PR: As possíveis consequências desta vulnerabilidade, relatada no item 2 da referida Petição, foram inicialmente mencionadas pelo prof. Diego Aranha, em palestras sobre as vulnerabilidades que sua equipe encontrou durante os testes de segurança da urna eletrônica realizados no TSE em 2012. Segundo o professor Aranha, nenhum ataque foi montado durante aqueles testes por simples falta de tempo. A permanência dessa vulnerabilidade no software de 2014, segundo ele, indica completo descaso dos responsáveis em corrigir vulnerabilidades conhecidas, pois o fato está documentado desde 2012, tando no relatório estendido quanto em entrevistas publicadas depois de encerrados os testes, uma delas respondida em caráter oficial pelo próprio TSE.
Resume-se no seguinte: depois da demonstração pública de como é possível atacar urnas do mesmo modelo -- de primeira geração --, feita por pesquisadores da Universidade de Princeton em urnas fabricadas pelo mesmo fornecedor do TSE (Diebold), usando-se pendrive de boot preparado para adulterar a BIOS e os programas carregados nas urnas, e depois de solicitação do PDT, em 2006, para que fosse permitido o mesmo tipo de teste de penetração, que ficou conhecido como "ataque de Princeton", em urnas do TSE, o tribunal firmou um contrato milionário com a Fundação Renato Archer, para estudo e proposta de defesa contra ataques ao sistema, inclusive o "de Princeton". A solução proposta, e implementada apenas parcialmente, foi a de se incluir um chip de criptografia na especificação da placa-mãe da urna, como requisito em novas licitações para compra de urnas, e de se usar esse recurso para criptografar (cifrar e decifrar) o setor de boot das mídias oficiais de inicialização externa dessas urnas, de forma que mídias formatadas por "formatadores de mercado" não conseguissem inicializá-las.
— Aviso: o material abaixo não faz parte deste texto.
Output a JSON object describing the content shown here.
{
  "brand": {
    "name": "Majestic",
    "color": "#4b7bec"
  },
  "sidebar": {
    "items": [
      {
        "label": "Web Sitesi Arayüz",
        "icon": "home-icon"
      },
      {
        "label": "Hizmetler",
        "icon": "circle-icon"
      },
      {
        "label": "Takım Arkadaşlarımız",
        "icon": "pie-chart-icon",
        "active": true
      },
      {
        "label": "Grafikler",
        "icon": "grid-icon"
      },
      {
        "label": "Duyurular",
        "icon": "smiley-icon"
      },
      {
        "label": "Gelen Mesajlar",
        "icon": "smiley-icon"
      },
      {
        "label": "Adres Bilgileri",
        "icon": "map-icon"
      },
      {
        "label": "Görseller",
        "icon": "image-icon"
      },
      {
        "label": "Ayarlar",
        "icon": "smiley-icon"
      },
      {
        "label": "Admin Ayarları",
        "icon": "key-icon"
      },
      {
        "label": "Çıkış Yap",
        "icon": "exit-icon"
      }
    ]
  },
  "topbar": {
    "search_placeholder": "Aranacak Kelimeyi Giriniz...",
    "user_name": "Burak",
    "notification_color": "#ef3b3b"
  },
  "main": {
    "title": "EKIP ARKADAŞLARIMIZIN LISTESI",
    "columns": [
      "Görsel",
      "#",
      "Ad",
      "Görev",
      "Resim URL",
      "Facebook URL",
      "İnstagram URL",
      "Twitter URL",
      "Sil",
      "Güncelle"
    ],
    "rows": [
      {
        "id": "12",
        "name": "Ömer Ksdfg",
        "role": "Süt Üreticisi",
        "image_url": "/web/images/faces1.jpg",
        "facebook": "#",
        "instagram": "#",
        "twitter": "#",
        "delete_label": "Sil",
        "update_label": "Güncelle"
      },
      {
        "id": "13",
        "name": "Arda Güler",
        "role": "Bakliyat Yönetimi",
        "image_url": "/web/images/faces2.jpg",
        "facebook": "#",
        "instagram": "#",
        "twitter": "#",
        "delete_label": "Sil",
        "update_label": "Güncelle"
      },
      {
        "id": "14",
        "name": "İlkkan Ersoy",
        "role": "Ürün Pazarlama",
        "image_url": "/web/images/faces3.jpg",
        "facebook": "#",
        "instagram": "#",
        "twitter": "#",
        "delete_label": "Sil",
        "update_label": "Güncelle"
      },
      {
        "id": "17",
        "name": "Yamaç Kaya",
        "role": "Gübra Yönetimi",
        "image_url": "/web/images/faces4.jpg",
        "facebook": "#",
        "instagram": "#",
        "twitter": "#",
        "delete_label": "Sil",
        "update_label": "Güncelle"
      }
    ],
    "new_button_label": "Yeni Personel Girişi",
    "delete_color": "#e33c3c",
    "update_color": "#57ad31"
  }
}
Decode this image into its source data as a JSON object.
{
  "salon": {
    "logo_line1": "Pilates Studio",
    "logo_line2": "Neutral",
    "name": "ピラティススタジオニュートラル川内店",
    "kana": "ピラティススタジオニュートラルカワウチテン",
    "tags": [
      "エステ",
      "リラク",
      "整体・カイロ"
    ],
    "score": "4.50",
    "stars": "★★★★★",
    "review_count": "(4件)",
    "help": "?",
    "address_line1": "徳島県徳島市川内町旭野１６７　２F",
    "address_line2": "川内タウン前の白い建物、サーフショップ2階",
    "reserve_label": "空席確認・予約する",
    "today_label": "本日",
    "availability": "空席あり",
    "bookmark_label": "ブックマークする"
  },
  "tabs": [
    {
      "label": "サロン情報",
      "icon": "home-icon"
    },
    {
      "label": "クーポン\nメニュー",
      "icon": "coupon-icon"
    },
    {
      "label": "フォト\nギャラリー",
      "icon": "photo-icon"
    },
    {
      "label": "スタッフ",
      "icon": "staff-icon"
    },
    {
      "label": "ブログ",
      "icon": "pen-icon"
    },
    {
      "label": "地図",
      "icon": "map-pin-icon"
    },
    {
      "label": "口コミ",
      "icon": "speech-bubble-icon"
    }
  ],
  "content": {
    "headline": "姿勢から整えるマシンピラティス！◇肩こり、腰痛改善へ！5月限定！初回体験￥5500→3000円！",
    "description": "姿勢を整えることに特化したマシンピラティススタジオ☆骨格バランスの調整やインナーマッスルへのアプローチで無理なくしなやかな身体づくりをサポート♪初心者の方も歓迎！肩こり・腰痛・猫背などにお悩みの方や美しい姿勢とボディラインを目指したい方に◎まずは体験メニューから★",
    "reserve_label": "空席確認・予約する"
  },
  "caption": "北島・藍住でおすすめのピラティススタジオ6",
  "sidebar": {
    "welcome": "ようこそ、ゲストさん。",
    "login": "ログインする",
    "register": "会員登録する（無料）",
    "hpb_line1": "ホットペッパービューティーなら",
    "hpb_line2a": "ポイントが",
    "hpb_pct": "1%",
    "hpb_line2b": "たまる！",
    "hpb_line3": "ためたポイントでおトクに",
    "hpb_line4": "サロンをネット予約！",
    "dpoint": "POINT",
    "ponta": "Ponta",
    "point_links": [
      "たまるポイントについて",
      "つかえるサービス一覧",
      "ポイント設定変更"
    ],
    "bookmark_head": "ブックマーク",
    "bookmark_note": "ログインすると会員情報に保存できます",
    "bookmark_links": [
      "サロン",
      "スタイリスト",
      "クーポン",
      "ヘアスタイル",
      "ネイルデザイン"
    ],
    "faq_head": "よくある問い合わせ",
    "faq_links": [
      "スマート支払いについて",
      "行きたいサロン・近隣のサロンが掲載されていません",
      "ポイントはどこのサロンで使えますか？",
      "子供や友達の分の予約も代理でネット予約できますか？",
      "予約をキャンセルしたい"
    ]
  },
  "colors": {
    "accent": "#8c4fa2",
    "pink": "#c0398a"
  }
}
Essa vulnerabilidade, que era conhecida desde 2012 e que permanece no sistema conforme o relato da vulnerabilidade 2 na referida Petição, permite o ataque de Princeton contra urnas do TSE de forma simples: basta o acesso a uma mídia oficial de inicialização externa, como por exemplo qualquer mídia do tipo Flash-de-Carga, para se ler dela a chave criptográfica que pretende proteger o setor de boot de mídias capazes de inicializar externamente essas urnas. Essa chave se encontra às claras no referido driver, implementado como a segunda parte da solução proposta pela Fundação Renato Archer, tal como a encontrou o professor Aranha em 2012. Com essa chave é possivel então se montar mídias de inicialização externa clandestinas, capazes de inicializar qualquer urna do TSE, e nelas reproduzir o ataque de Princeton. 

Ou seja, a segunda parte da solução proposta pela Fundação Renato Archer, que justificaria a primeira parte, não foi adequadamente implementada, talvez a pretexto de nem todas as urnas do TSE em uso terem chip criptográfico na placa mãe. Em consequência, a medida de proteção erguida para defender essas urnas do Ataque de Princeton coloca apenas um obstáculo adicional, mas facilmente ultrapassável, que não impede o ataque na prática. O que mostra que o dinheiro gasto com aquele contrato, cuja proposta justificou o gasto adicional com a compra de 400 mil novas urnas, foi ou mal empregado ou até aqui inútil, mesmo dois anos depois de exposto esse descaso. 



FB: 7.Que tipo de fraude pode ser facilitada pela vulnerabilidade na Classe MIniCA.cpp? 

7) A classe MiniCA.cpp tem por única finalidade fornecer uma chave simétrica fixa, a qual, embora ofuscada, se encontra completamente determinada e estabelecida no próprio código-fonte. Dessa forma, qualquer um que tenha acesso ao código, como os programadores que trabalham no desenvolvimento do SIS e os próprios fiscais de partido, tem conhecimento de como obter essa chave. Essa chave é precisamente aquela usada pelo programa Inserator para "proteger" chaves privadas, e é exatamente por tal facilidade na sua obtenção que o Inserator provê uma proteção demasiado frágil e completamente inócua às chaves privadas que insere para assinaturas. Inclusive em qualquer uso desse programa que possa ser justificado como legítimo, conforme explicado no final da resposta 2.



FB: 8. No Maranhão, a gestão das urnas eletrônicas nos 217 municípios do Estado ficará a cargo de uma empresa cujo dono tem ligações com a família Sarney. Claro, que isso não quer dizer nada. Mas, concretamente, existe a oportunidade de manipular resultados?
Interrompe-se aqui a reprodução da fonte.